Now, it’s the Nets, so yes, obviously this could all get fouled up. Durant is sitting out next year with an ACL injury, and who knows how well he will recover. Irving has a reputation for not being great in the locker room. By no means did the Nets just win themselves an NBA title, but even next year without Durant they bought relevance in the NBA playoff picture, and the following year with Durant, a legitimate shot at a title. The last time the Knicks had a legitimate shot at a title O.J. Simpson was in the passenger seat of a white Ford Bronco.
Irving and Durant join a spirited squad featuring Jarrod Allen, Spencer Dinwiddie, and Joe Harris. Coach Kenny Atkinson has gotten the best out of them, and now he has superstars to work with. It is without question the most exciting move in Nets history. And don’t be surprised if right now Spike Lee is trying on some Nets jerseys.

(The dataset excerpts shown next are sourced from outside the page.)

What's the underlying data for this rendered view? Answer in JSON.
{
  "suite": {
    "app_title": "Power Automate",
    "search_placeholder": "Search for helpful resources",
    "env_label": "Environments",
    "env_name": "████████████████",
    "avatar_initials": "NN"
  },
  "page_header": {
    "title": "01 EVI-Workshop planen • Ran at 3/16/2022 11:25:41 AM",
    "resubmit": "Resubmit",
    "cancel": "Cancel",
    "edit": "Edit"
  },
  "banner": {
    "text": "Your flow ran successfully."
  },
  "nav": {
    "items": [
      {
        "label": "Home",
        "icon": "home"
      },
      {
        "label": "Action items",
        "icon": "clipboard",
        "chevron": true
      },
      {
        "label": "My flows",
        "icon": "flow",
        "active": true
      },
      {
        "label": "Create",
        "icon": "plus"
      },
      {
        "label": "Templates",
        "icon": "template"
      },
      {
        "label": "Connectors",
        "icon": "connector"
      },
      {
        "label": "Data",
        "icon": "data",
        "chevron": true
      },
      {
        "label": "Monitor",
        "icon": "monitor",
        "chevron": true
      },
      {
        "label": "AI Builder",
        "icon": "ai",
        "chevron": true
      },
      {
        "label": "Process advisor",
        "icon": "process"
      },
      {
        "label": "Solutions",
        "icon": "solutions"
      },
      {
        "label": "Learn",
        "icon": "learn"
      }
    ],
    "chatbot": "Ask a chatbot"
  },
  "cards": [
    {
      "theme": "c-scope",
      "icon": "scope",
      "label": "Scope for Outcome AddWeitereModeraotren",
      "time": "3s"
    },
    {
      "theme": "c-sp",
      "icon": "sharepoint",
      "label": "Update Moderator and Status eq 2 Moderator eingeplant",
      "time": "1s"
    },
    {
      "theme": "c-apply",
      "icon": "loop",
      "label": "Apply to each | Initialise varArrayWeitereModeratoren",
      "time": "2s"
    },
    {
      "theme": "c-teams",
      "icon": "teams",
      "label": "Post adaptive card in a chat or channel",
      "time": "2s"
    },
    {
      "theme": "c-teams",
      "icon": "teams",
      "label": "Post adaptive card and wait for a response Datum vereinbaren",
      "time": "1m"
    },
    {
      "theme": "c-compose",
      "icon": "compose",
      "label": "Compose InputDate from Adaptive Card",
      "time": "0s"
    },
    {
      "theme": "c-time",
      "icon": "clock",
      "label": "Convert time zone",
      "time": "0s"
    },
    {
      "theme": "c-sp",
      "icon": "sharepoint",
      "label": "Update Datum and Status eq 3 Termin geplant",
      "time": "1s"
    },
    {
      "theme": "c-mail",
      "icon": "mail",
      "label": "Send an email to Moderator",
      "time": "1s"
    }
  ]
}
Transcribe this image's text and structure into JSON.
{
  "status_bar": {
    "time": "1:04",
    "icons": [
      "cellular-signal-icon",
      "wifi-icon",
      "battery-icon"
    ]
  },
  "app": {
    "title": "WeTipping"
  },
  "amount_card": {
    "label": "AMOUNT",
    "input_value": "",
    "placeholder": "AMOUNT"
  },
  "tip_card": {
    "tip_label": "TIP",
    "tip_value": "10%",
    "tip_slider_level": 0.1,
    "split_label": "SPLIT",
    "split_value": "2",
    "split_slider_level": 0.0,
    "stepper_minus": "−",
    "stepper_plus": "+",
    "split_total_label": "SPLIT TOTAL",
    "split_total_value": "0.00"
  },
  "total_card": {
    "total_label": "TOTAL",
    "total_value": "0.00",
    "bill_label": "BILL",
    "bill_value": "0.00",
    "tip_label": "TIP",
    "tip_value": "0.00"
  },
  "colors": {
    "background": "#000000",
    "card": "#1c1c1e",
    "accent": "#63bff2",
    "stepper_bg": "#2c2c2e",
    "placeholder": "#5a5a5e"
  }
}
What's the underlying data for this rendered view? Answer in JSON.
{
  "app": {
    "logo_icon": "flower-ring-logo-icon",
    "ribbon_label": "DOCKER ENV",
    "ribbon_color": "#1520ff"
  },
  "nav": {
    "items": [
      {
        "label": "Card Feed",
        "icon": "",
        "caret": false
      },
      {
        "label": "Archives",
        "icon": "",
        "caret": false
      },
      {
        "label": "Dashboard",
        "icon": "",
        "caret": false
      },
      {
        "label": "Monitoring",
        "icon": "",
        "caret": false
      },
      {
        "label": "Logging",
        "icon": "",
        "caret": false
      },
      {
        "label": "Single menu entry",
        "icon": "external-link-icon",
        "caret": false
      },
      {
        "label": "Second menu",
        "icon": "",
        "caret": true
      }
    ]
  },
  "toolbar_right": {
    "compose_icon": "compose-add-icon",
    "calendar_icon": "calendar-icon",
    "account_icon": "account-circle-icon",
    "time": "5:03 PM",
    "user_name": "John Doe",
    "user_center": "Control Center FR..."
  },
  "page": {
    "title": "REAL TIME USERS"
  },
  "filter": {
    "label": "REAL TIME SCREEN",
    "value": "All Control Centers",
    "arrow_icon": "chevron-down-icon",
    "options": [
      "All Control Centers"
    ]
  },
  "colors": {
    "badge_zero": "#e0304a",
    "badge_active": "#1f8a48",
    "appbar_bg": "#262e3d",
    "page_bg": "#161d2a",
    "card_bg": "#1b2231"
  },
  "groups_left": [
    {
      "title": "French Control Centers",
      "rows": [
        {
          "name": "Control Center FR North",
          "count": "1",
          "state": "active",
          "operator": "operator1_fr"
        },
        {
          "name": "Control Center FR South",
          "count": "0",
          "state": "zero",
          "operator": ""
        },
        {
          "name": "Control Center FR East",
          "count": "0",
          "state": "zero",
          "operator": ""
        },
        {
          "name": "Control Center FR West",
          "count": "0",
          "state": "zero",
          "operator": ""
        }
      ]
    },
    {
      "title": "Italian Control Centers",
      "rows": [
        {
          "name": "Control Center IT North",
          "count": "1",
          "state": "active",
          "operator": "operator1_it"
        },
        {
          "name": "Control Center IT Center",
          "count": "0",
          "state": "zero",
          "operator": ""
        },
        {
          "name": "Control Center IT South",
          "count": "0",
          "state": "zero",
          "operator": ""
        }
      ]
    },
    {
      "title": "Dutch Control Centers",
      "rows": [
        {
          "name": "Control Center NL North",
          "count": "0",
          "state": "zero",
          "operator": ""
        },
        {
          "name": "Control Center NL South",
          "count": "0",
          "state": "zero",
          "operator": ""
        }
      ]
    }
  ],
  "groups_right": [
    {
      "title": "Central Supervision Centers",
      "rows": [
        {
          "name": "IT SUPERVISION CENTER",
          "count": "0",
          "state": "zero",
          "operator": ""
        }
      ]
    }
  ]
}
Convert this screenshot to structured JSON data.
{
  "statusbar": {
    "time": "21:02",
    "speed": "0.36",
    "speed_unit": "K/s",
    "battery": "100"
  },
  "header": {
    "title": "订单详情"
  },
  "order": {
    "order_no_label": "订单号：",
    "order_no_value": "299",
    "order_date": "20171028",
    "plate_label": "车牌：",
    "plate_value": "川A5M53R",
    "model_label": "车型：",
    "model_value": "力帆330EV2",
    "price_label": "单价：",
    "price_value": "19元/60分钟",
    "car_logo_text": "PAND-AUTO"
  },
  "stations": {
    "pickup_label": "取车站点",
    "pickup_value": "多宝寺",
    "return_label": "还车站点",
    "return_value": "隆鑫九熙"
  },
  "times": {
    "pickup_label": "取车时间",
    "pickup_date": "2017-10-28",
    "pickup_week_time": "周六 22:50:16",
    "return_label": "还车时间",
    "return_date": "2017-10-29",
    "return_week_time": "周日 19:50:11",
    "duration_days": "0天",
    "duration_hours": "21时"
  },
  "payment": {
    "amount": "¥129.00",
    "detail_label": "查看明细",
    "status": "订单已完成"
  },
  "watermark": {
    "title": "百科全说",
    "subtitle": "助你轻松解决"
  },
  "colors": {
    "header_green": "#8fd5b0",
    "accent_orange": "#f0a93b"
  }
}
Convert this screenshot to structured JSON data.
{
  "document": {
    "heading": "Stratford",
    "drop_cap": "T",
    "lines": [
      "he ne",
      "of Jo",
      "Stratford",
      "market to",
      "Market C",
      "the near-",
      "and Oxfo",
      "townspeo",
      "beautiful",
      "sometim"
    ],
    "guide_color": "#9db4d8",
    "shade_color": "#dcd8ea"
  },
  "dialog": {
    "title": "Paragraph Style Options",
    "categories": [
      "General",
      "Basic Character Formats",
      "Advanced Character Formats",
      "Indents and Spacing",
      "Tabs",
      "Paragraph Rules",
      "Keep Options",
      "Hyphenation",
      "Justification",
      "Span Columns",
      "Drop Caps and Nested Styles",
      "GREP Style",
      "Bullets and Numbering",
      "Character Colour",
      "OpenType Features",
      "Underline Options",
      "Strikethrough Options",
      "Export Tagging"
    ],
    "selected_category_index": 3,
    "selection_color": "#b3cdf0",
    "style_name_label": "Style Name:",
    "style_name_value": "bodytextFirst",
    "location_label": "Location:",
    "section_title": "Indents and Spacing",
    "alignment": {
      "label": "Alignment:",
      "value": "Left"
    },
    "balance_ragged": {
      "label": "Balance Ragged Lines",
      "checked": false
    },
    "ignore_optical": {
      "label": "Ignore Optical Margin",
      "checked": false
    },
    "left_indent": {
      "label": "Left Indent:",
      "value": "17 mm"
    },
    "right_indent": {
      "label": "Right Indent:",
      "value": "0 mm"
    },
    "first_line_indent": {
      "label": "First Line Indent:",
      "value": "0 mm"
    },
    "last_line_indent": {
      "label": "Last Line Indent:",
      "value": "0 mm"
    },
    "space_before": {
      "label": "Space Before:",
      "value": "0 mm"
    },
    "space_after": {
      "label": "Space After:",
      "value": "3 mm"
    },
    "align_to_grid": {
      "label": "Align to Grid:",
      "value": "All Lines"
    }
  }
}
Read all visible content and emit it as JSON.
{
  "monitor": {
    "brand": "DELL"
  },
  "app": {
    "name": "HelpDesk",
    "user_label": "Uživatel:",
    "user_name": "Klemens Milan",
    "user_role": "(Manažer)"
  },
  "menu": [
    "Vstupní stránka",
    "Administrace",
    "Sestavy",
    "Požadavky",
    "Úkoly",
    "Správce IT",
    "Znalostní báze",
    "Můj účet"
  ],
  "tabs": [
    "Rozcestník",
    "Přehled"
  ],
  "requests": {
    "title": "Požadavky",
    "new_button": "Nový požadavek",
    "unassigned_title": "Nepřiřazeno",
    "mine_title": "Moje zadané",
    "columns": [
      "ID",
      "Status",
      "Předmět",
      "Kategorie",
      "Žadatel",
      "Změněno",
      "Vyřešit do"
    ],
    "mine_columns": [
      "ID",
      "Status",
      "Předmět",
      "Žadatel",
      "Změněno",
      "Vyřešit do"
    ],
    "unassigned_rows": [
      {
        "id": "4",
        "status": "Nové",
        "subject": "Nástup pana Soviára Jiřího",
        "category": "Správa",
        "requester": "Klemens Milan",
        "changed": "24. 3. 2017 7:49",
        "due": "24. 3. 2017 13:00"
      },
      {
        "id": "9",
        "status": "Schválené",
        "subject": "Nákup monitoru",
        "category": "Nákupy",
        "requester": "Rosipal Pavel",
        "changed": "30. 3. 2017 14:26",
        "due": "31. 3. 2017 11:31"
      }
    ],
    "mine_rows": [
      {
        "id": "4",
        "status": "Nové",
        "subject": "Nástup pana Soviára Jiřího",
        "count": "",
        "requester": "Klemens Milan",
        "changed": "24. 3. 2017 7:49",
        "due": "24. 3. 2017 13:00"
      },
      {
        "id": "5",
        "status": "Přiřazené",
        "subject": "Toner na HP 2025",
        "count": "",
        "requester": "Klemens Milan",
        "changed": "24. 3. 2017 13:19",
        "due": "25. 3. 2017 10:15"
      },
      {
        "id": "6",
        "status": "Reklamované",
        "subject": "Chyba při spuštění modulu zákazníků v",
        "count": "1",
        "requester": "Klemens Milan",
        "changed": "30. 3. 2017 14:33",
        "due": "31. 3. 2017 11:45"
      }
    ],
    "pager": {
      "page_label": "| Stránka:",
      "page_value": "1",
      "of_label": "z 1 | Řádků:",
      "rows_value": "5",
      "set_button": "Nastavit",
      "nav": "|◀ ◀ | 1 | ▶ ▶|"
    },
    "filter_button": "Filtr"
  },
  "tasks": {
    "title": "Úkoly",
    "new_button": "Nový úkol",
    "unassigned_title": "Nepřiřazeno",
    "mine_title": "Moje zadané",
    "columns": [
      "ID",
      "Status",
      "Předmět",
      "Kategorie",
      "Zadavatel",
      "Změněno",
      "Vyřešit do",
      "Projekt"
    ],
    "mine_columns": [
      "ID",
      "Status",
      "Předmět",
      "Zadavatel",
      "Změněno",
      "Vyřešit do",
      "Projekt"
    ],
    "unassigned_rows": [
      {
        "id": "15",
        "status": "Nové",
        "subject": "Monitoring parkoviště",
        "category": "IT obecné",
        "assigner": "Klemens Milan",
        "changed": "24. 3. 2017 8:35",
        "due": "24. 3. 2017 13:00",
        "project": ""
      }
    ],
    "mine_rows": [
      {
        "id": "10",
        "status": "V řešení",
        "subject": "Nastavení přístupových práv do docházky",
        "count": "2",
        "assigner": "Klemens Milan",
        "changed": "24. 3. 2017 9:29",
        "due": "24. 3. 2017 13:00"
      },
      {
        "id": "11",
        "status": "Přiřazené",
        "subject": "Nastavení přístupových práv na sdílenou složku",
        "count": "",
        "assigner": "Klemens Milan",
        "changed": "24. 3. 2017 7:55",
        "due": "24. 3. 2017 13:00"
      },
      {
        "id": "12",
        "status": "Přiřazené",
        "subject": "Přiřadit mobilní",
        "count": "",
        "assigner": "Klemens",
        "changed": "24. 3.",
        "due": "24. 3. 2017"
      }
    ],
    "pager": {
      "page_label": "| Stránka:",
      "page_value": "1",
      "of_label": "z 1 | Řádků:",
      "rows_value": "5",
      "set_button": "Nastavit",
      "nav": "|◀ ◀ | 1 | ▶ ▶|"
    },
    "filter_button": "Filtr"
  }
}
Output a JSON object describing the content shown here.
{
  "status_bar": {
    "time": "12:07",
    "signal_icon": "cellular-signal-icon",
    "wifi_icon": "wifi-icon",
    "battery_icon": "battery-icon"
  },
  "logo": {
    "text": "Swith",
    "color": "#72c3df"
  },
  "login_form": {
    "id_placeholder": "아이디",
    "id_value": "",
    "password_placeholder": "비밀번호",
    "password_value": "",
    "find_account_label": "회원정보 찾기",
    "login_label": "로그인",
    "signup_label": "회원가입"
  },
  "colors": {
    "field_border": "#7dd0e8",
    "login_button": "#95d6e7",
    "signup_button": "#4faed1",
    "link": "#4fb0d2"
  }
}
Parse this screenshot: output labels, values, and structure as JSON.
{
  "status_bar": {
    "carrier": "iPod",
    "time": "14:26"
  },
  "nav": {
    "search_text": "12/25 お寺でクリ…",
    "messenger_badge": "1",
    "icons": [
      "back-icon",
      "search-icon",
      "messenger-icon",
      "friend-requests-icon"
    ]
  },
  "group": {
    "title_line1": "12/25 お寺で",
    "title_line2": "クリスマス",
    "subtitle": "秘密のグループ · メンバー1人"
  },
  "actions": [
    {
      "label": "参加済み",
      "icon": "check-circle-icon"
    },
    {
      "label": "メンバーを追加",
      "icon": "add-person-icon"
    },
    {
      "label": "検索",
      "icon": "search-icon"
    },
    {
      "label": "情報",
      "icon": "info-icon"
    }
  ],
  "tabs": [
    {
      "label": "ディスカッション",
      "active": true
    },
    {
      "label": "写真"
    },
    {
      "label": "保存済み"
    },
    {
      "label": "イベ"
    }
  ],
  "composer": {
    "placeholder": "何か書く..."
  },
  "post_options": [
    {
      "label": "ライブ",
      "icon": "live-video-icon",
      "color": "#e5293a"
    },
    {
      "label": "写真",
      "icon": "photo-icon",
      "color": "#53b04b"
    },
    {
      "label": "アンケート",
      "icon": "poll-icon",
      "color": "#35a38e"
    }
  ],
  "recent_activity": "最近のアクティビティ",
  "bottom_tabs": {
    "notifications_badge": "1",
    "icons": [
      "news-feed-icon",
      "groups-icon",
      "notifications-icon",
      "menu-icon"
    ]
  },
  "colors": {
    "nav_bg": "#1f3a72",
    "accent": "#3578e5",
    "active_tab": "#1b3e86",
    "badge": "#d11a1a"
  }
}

In reality, though, the new rivalry that this trade will create will not be with the Knicks. They are so awful and untalented that Nets fans will laugh at them more than hate them with a burning passion. The new rivalry will likely be with the Philadelphia 76ers, who knocked the Nets out of the playoffs in a chippy first-round series this year. These two teams are poised to be the beasts of the NBA East while the Knicks continue wandering in the wilderness of ineptitude.
Dawn has broken for the Brooklyn Nets. The only downside is that my tickets on Stubhub probably won’t cost $8 anymore. But that’s a price I’m willing to pay. So welcome to Brooklyn, Kevin and Kyrie, win us a title and you will be the forever kings of the borough, and maybe even relegate the Knicks to being that other team in town, as God intended.